"At the most basic instance, a company can say it's going to measure the number of cases that are picked," says David Erickson, vice president, product development for RedPrairie, Waukesha, WI. "That's going to set an expectation for the number of cases that it wants picked and it's going to measure against that."
However, many companies need to account for the fact that a case isn't always a case, especially in a DC that may be shipping a variety of products from thumbtacks, all the way up to table saws. Companies who operate under the "picking is picking" or "putting-away is putting away" school of thought risk creating false statistical information, not to mention employees who become disgruntled due to unrealistic expectations of them.
"It's not going to be the same if you're unloading paper towels as opposed to cans of green beans, there's a lot more effort in the cans," agrees Tompkins' Brockmann.
According to the experts, companies must strive for a more "granular" data capture, a more adept description of the actual work being done, each individual move and action. "What exactly are my workers putting away and how long should that particular item take?"
In terms of receiving metrics, the same applies. "If you're looking at how many cases you're receiving per man hour, it really depends on what shows up at the door," says Brockmann. "If it's a straight load, then everything's hunky dory and your cases per man hour is going to be extremely high, but if the next week, you're getting a lot of imports, everything's floor loaded or something, the productivity is going to drop dramatically."
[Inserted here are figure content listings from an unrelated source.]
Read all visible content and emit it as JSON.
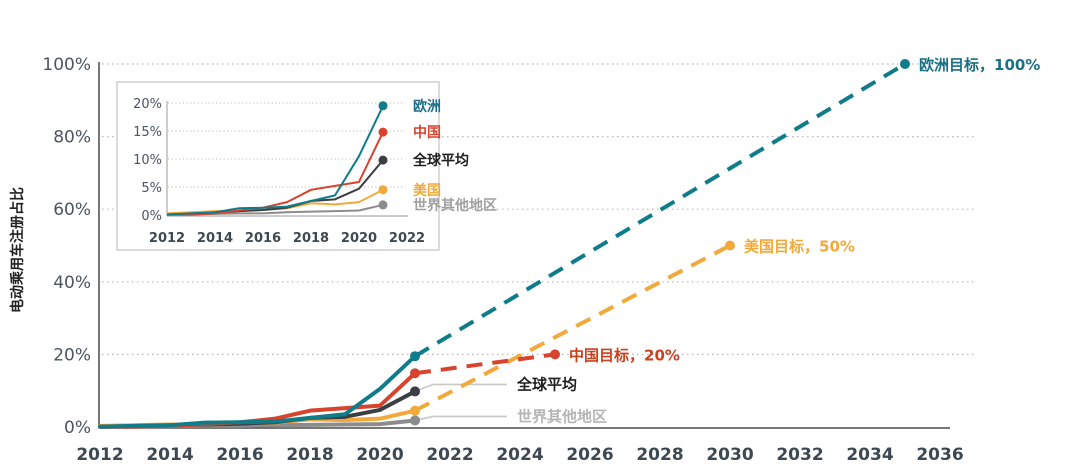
{
  "chart_data": [
    {
      "type": "line",
      "title": "",
      "xlabel": "",
      "ylabel": "电动乘用车注册占比",
      "xlim": [
        2012,
        2036
      ],
      "ylim": [
        0,
        100
      ],
      "x_ticks": [
        "2012",
        "2014",
        "2016",
        "2018",
        "2020",
        "2022",
        "2024",
        "2026",
        "2028",
        "2030",
        "2032",
        "2034",
        "2036"
      ],
      "y_ticks": [
        "0%",
        "20%",
        "40%",
        "60%",
        "80%",
        "100%"
      ],
      "grid": "horizontal dotted",
      "series": [
        {
          "name": "欧洲",
          "color": "#0f7c8a",
          "x": [
            2012,
            2013,
            2014,
            2015,
            2016,
            2017,
            2018,
            2019,
            2020,
            2021
          ],
          "y": [
            0.1,
            0.3,
            0.5,
            1.2,
            1.3,
            1.5,
            2.5,
            3.5,
            10.5,
            19.5
          ]
        },
        {
          "name": "中国",
          "color": "#d8432e",
          "x": [
            2012,
            2013,
            2014,
            2015,
            2016,
            2017,
            2018,
            2019,
            2020,
            2021
          ],
          "y": [
            0.1,
            0.1,
            0.3,
            0.8,
            1.3,
            2.3,
            4.5,
            5.2,
            5.9,
            14.8
          ]
        },
        {
          "name": "全球平均",
          "color": "#3b3f45",
          "x": [
            2012,
            2013,
            2014,
            2015,
            2016,
            2017,
            2018,
            2019,
            2020,
            2021
          ],
          "y": [
            0.1,
            0.2,
            0.4,
            0.7,
            0.9,
            1.3,
            2.5,
            2.8,
            4.7,
            9.8
          ]
        },
        {
          "name": "美国",
          "color": "#f2a93b",
          "x": [
            2012,
            2013,
            2014,
            2015,
            2016,
            2017,
            2018,
            2019,
            2020,
            2021
          ],
          "y": [
            0.3,
            0.5,
            0.7,
            0.7,
            0.9,
            1.2,
            2.1,
            1.9,
            2.3,
            4.5
          ]
        },
        {
          "name": "世界其他地区",
          "color": "#8c8c8c",
          "x": [
            2012,
            2013,
            2014,
            2015,
            2016,
            2017,
            2018,
            2019,
            2020,
            2021
          ],
          "y": [
            0.05,
            0.1,
            0.2,
            0.3,
            0.3,
            0.5,
            0.6,
            0.7,
            0.8,
            1.8
          ]
        }
      ],
      "targets": [
        {
          "name": "欧洲目标",
          "label": "欧洲目标，100%",
          "color": "#0f7c8a",
          "from": [
            2021,
            19.5
          ],
          "to": [
            2035,
            100
          ]
        },
        {
          "name": "美国目标",
          "label": "美国目标，50%",
          "color": "#f2a93b",
          "from": [
            2021,
            4.5
          ],
          "to": [
            2030,
            50
          ]
        },
        {
          "name": "中国目标",
          "label": "中国目标，20%",
          "color": "#d8432e",
          "from": [
            2021,
            14.8
          ],
          "to": [
            2025,
            20
          ]
        }
      ],
      "annotations": [
        {
          "text": "全球平均",
          "color": "#1f1f1f"
        },
        {
          "text": "世界其他地区",
          "color": "#b5b5b5"
        }
      ]
    },
    {
      "type": "line",
      "title": "inset",
      "xlim": [
        2012,
        2022
      ],
      "ylim": [
        0,
        20
      ],
      "x_ticks": [
        "2012",
        "2014",
        "2016",
        "2018",
        "2020",
        "2022"
      ],
      "y_ticks": [
        "0%",
        "5%",
        "10%",
        "15%",
        "20%"
      ],
      "grid": "horizontal dotted",
      "legend": [
        {
          "label": "欧洲",
          "color": "#1b6f86"
        },
        {
          "label": "中国",
          "color": "#d8432e"
        },
        {
          "label": "全球平均",
          "color": "#1f1f1f"
        },
        {
          "label": "美国",
          "color": "#f2a93b"
        },
        {
          "label": "世界其他地区",
          "color": "#a0a0a0"
        }
      ],
      "legend_position": "right"
    }
  ]
}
Brockmann says that if his clients look at only one particular metric, it becomes misleading and confusing. "People need to look at a balance of metrics." A true labor management system will take into consideration the fact that a worker may do the same task twenty times and each time the task may have slight variables. The LMS should have the different frequencies programmed into it and calculate twenty different expected times.
Time metrics utilized in the creation of standards also need to be realistic. The best way for this to happen is for managers to perform actual time studies.
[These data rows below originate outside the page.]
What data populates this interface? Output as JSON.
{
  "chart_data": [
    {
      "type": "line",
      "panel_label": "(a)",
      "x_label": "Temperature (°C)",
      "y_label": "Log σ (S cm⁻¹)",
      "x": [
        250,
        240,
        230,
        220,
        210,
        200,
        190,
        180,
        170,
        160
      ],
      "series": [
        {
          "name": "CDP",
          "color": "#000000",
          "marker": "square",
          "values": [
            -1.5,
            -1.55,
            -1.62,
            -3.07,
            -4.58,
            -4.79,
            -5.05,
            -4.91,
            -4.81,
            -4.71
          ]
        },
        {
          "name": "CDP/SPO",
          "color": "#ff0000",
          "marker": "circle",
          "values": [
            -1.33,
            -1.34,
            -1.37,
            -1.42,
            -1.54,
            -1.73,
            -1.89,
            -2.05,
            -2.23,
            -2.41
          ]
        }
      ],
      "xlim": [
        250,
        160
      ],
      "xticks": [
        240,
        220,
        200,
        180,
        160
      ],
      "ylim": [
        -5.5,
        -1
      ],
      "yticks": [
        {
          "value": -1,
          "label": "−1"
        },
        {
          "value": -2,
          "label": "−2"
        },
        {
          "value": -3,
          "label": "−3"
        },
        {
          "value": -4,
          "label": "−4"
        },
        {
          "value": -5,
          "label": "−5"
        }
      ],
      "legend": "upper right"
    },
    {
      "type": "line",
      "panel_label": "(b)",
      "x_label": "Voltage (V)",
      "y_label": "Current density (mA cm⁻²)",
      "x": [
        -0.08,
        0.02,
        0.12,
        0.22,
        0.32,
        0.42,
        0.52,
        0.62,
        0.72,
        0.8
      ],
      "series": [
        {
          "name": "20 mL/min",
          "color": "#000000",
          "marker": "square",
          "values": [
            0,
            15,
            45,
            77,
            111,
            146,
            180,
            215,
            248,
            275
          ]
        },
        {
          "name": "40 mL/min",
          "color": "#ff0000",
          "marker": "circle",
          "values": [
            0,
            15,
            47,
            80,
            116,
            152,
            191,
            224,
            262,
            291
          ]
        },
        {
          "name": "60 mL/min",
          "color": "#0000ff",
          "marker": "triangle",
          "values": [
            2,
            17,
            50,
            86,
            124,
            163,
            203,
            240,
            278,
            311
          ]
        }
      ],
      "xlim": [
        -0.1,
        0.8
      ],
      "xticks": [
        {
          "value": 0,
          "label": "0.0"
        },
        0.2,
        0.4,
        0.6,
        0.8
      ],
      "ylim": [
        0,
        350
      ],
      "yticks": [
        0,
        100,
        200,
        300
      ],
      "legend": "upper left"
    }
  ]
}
"That's where you're going out there and timing an operation," says Brockmann. He notes that an LMS is good at calculating how long it takes a worker to travel from one point to the next, but there are some elements the LMS isn't going to be able to track.
"You don't want to not account for an operator that has to get off the lift truck and go adjust the cases on a pallet, so what you have to do is go out there and do some labor engineering standards. Make some frequency checks. It may be 10 percent of the time that he has to get off the truck and do some adjustments. You have to add all the frequencies in there."
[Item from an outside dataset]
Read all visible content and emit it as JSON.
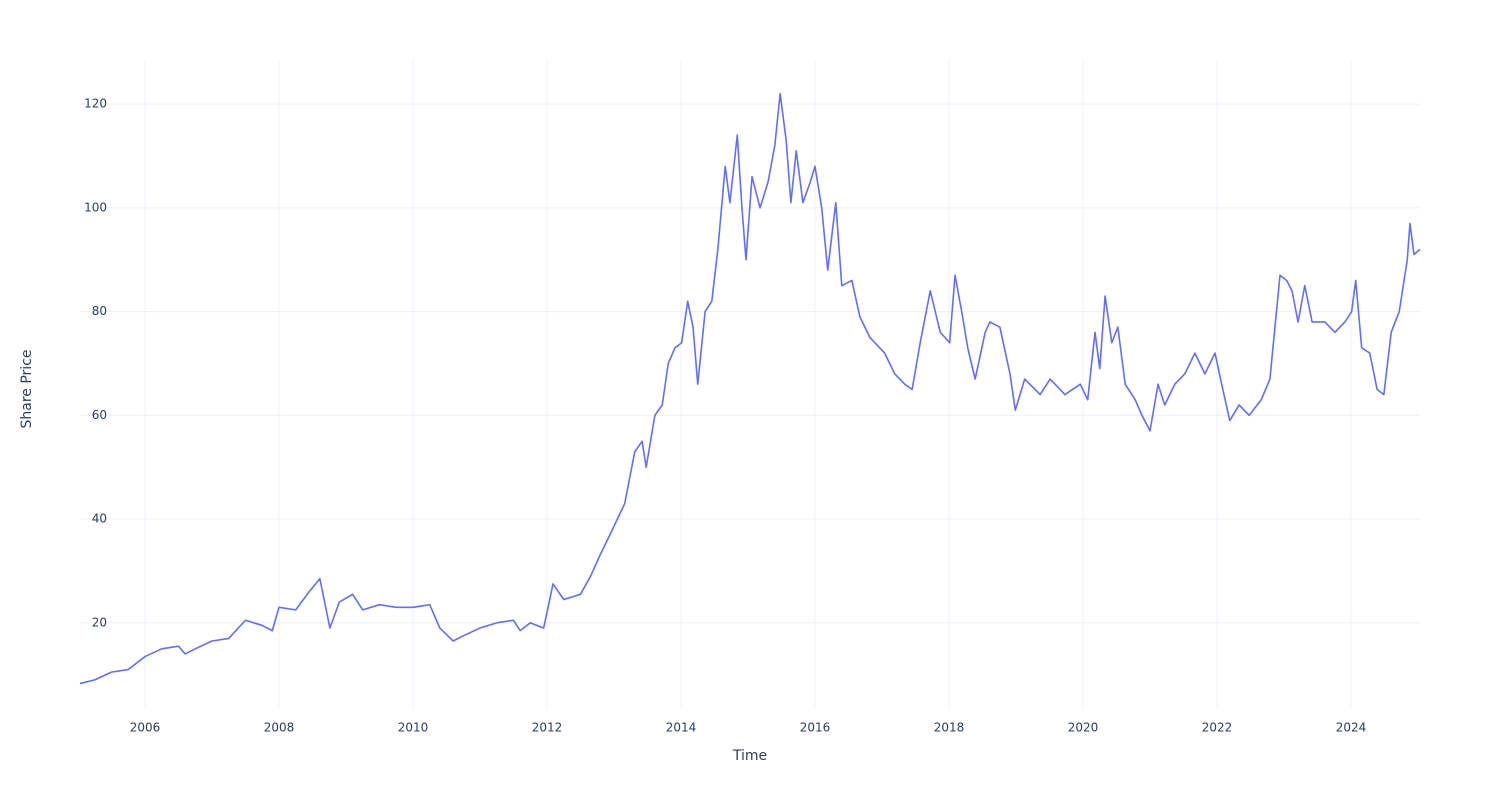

With accurate information, companies will be able to set exacting time goals-goals which they will be able to defend to any detractors because they've accurately modeled the nuances of the job.
Model The Activities
Another important thing that managers sometimes fail to remember when they are modeling a job for their LMS to track is not only how fast they want the job done, but how they need it to be performed-in other words, what other metrics do they want measured while an employee is picking?
"Model the job to ensure that such things as efficiency, accuracy, quality and safety also go into the model," notes RedPrairie's Erickson. "In recent years we've added capabilities in our system to measure quality, to measure safety, to ensure proper training of employees and proper supervisor observation-all those dimensions of the preferred method-to bring them into a holistic picture and bring a reporting structure to bear that says: ‘I'm going to measure you on every facet we're trying to achieve with these engineering efforts.'"
Erickson's colleague at RedPrairie, Jim Le Tart, director of marketing, cites an example of how modeling accuracy metrics into a large food company's LMS led to a dramatic efficiency change for the company.
"We were looking at the work flow in the facility and they realized they had a lot of narrow, dead-end aisles that forklift drivers would go down. Other pickers would have to wait at the end of the aisles to do their picks, until the truck would back out. It was very inefficient," says Le Tart.